ITALIA, NATALE 2010 d. C.: ARCHEOLOGIA EVANGELICA E COSTITUZIONALE. Il buon-messaggio di Giovanni e la preghiera insegnata da Gesù ai suoi discepoli. Una nota di Federico La Sala

"Maria, che nella sua solitudine dice sì, è una donna, non quell’idolo di gesso o quel fantasma in cui più tardi una superstizione idolatrica degraderà spesso la sua immagine. Il suo compagno si comporterà come un vero uomo, virile e libero da tutte le prepotenze, convenzioni e insicurezze maschili; anche per questo si attirerà le pacchiane barzellette di tanti cretini" (Claudio Magris).

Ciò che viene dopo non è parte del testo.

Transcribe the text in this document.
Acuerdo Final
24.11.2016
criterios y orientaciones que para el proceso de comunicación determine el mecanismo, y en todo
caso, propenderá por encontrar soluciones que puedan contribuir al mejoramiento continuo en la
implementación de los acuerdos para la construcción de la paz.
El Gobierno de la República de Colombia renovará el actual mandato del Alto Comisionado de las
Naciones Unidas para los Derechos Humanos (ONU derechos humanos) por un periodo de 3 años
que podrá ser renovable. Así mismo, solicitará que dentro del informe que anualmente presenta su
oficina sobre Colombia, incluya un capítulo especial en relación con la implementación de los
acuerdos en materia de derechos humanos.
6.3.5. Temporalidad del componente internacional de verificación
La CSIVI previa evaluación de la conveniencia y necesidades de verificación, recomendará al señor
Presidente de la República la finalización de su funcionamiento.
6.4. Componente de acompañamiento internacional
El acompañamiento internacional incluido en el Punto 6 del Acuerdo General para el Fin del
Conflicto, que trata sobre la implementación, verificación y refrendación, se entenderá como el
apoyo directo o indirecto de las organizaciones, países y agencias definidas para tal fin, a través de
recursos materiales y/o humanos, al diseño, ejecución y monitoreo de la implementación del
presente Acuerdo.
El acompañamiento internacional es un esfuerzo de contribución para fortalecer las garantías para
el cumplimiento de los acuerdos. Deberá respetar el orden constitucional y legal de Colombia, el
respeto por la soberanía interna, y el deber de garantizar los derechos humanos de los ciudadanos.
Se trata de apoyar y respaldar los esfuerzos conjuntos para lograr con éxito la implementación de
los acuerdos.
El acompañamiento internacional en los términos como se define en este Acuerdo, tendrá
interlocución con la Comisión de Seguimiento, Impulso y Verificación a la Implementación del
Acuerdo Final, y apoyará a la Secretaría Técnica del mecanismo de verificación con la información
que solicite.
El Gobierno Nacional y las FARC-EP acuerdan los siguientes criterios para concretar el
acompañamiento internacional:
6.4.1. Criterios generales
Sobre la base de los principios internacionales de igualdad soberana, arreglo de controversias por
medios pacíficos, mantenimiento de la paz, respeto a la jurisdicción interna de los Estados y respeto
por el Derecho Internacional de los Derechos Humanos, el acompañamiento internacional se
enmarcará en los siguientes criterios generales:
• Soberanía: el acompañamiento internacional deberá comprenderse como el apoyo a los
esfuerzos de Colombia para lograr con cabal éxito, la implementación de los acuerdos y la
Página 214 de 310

sabato 25 dicembre 2010 di Federico La Sala
"In quella capanna di Betlemme ci sono un figlio, una madre e un padre. Non c’è, per loro fortuna - è giusto che il figlio di Dio si sia concesso almeno questo privilegio- la consueta torma di suocere, zii, terzi cugini, suoceri di cognate, un clan talora caldamente protettivo ma spesso asfissiante e invadente" (Claudio Magris).

"CHARISSIMI, NOLITE OMNI SPIRITUI CREDERE... DEUS CHARITAS EST" (1 Gv., 4.1-8)
"Carissimi, non prestate (...)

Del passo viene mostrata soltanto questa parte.